— Мне нужен Марбуэль. Так называл немецкий комендант бездомного мальчишку где-то под Вязьмой. Немец прикармливал мальчишку, пока тот не сжег его вместе с хатой.
— Это что, — для сценария или рассказ?
— Нет, так, просто вспомнил.
— Почему же, интересно! Поищите налево от стола в кабинете. «Аурору» Якоба Бёме. Может быть, там… Не читаете по-немецки? Тогда пойдите сюда, вон там сверху французская монография о Сведенборге. Впрочем, нет, вряд ига. Вон там, видите, в грязно-коричневой мягкой обложке? Это «Ведьмы и ведовство» Сперанского, по-русски… Там нет? Ну и черт с ним, с вашим Марбуэлем. Надоел. Но где-то он у меня есть. А сейчас я устал, расскажите мне лучше какие-нибудь новости…
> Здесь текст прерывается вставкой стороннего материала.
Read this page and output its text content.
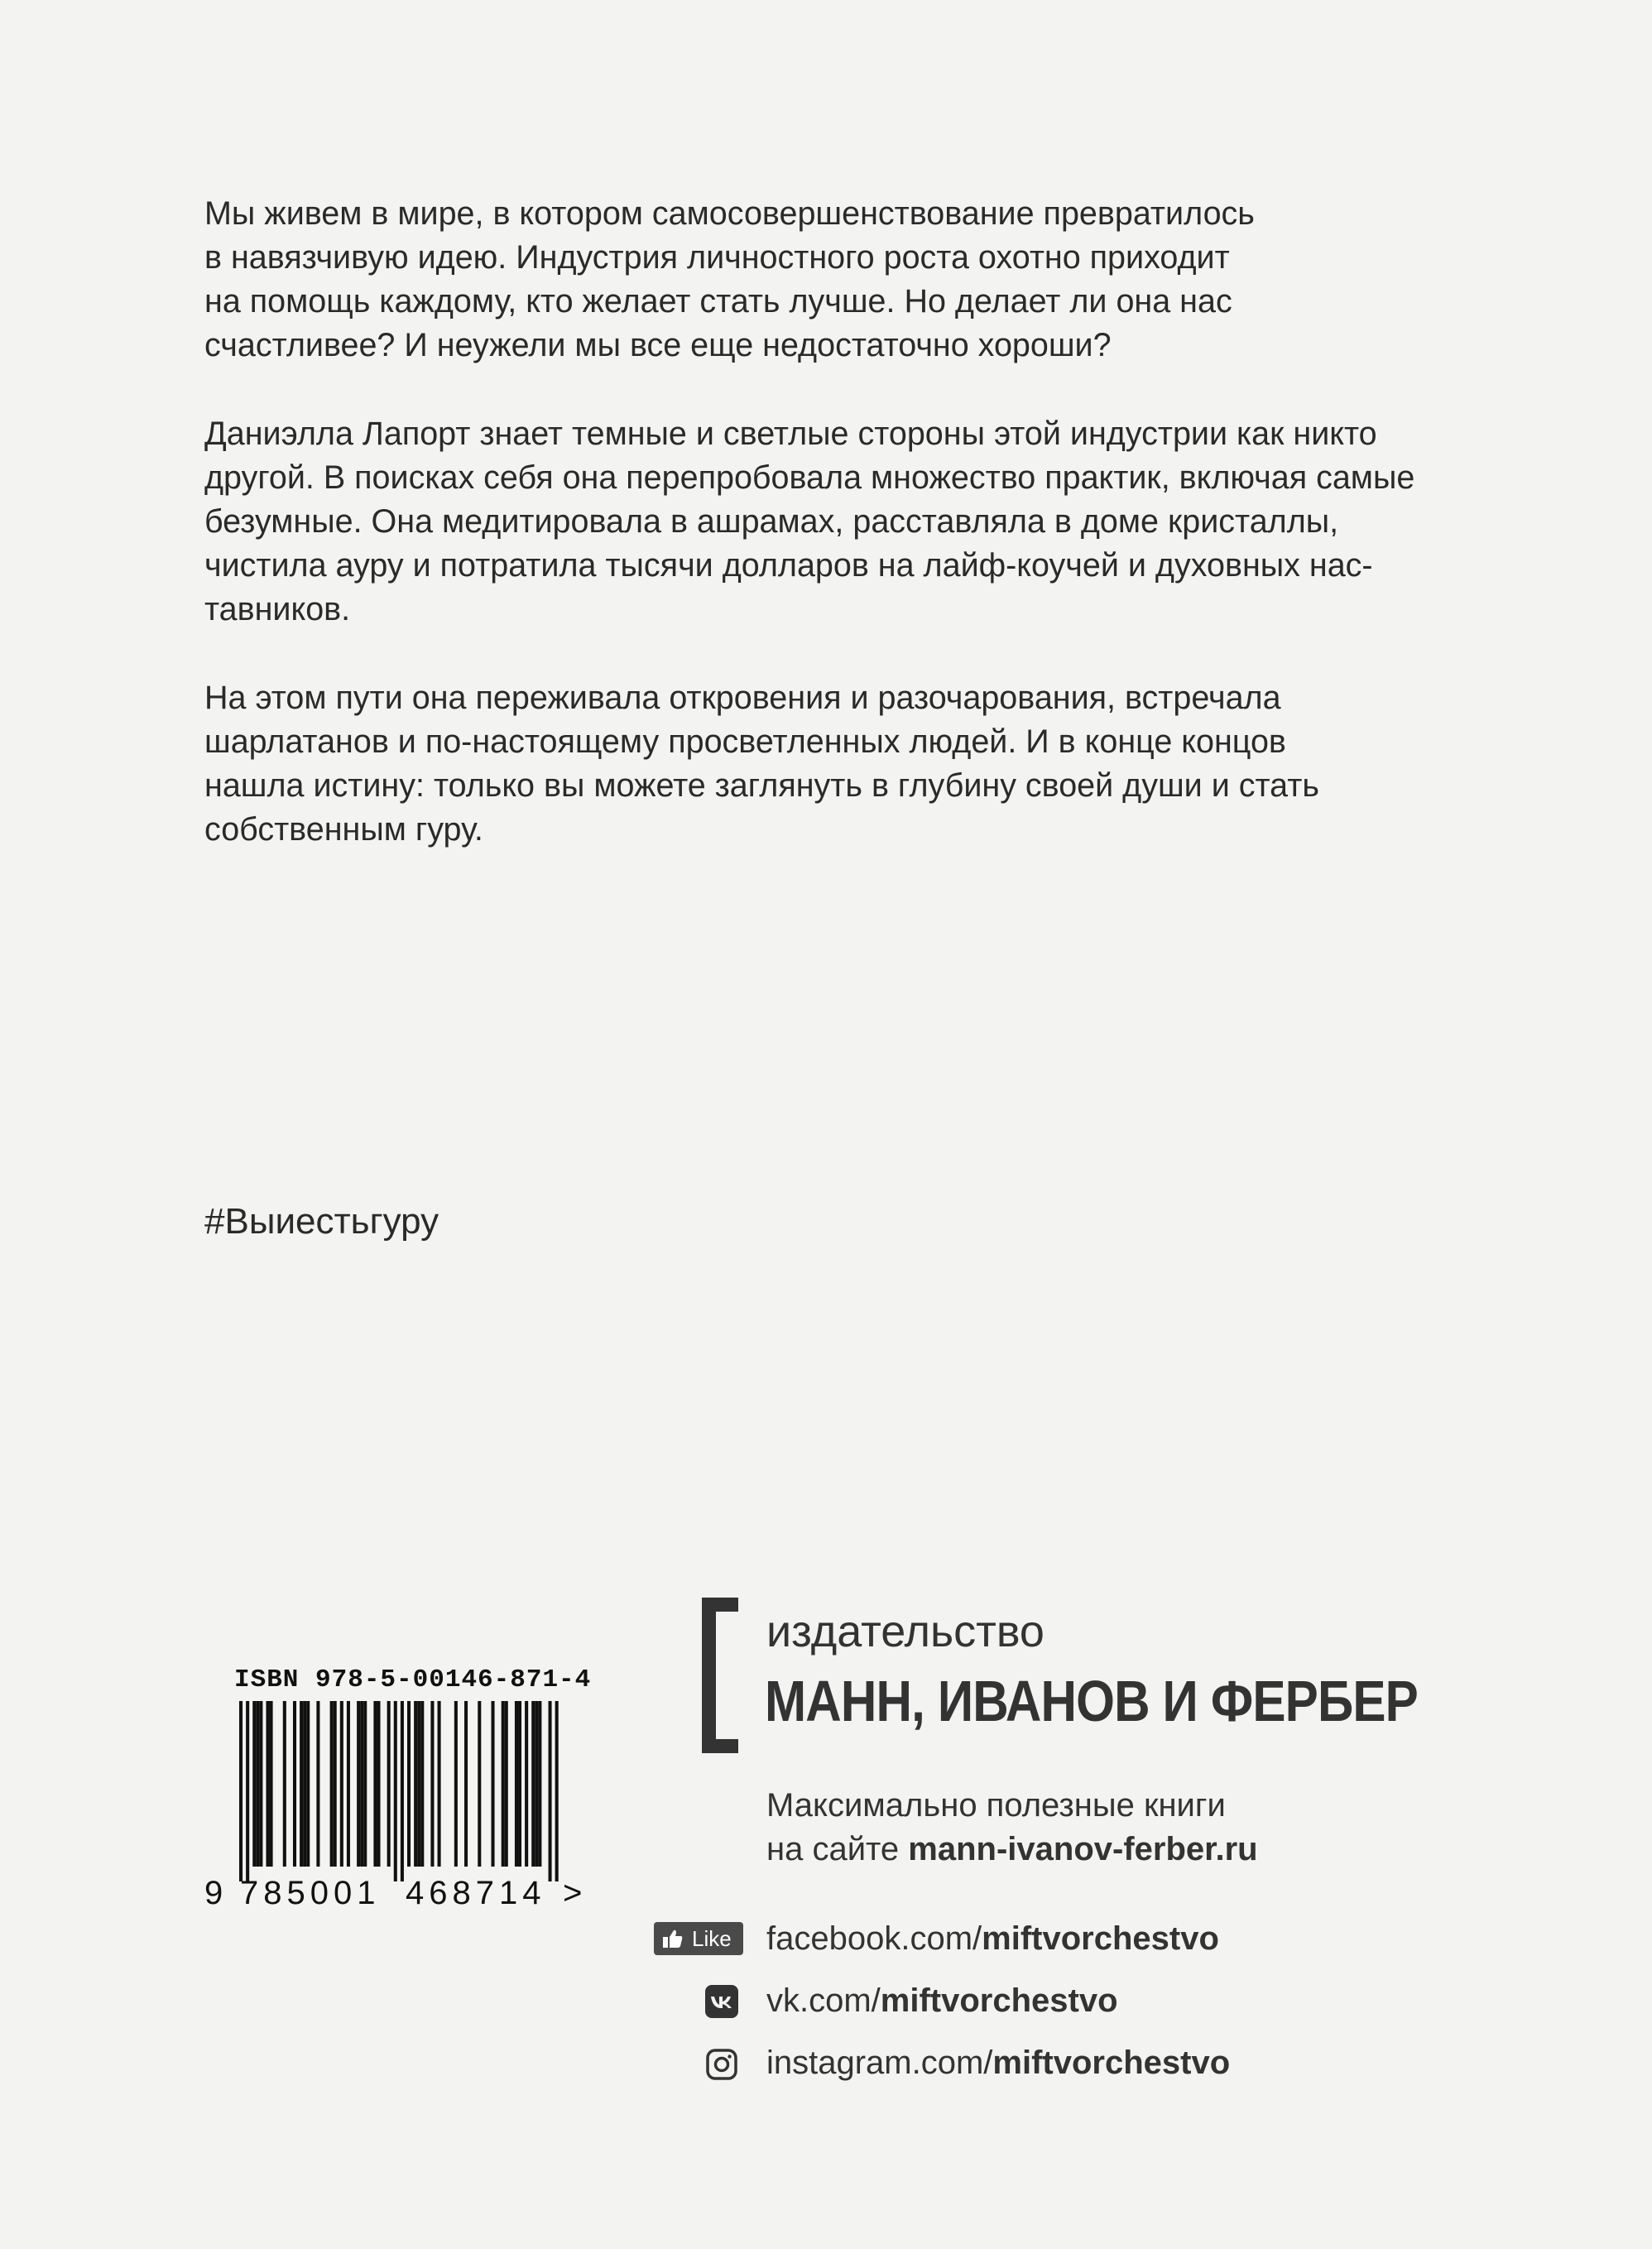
Мы живем в мире, в котором самосовершенствование превратилось
в навязчивую идею. Индустрия личностного роста охотно приходит
на помощь каждому, кто желает стать лучше. Но делает ли она нас
счастливее? И неужели мы все еще недостаточно хороши?

Даниэлла Лапорт знает темные и светлые стороны этой индустрии как никто
другой. В поисках себя она перепробовала множество практик, включая самые
безумные. Она медитировала в ашрамах, расставляла в доме кристаллы,
чистила ауру и потратила тысячи долларов на лайф-коучей и духовных нас-
тавников.

На этом пути она переживала откровения и разочарования, встречала
шарлатанов и по-настоящему просветленных людей. И в конце концов
нашла истину: только вы можете заглянуть в глубину своей души и стать
собственным гуру.

#Выиестьгуру
ISBN 978-5-00146-871-4
9 785001 468714 >
издательство
МАНН, ИВАНОВ И ФЕРБЕР
Максимально полезные книги
на сайте mann-ivanov-ferber.ru
Like facebook.com/miftvorchestvo
vk.com/miftvorchestvo
instagram.com/miftvorchestvo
— Во ВГИКе студенты-операторы чуть не подрались: кому идти к вам на практику, на пересъемку «Грозного».
— Какие пересъемки? — почти вскрикнул он горько и злобно. — Неужели вы все не понимаете, что я умру на первой же съемке? Я и думать о «Грозном» без боли в сердце не могу!
Мы долго молчали. Смеркалось. Я в смущении листал книгу про ведьм. Наконец он сказал:
— Ну расскажите же какую-нибудь новость. Почему вы такой скучный?..
— Да, давно хотел вам сказать. В «Вечорке» была заметка. Какой-то английский хирург заворачивал больное сердце старой борзой в жировые прослойки брюшины. Оправившись после операции, собака пробежала пять километров на треке за искусственным зайцем.
Он слушал внимательно. И после паузы протянул:
— Да‑а. Но заяц-то был искусственный…
На заседании сектора 4 февраля, после обсуждения схемы доклада о семитомнике, с которым Эйзенштейн должен был выступить на Ученом совете института, прощаясь, он сказал:
— А про Марбуэля я, конечно, нашел. Даже с рисунком. В толстенном немецком томе «Демонология». Придете — переведу.
Одиннадцатого февраля, придя в институт, я прочел на доске объявлений: «Заседание Сектора кино 11 февраля 1948 года не состоится по случаю кончины заведующего сектором С. М. Эйзенштейна».
Не знаю зачем, но я побежал к нему. Вечерело. Мела поземка. Его окно в верхнем этаже уродливого бетонного дома горело непривычно ярко. В полутемном подъезде меня остановил какой-то человек.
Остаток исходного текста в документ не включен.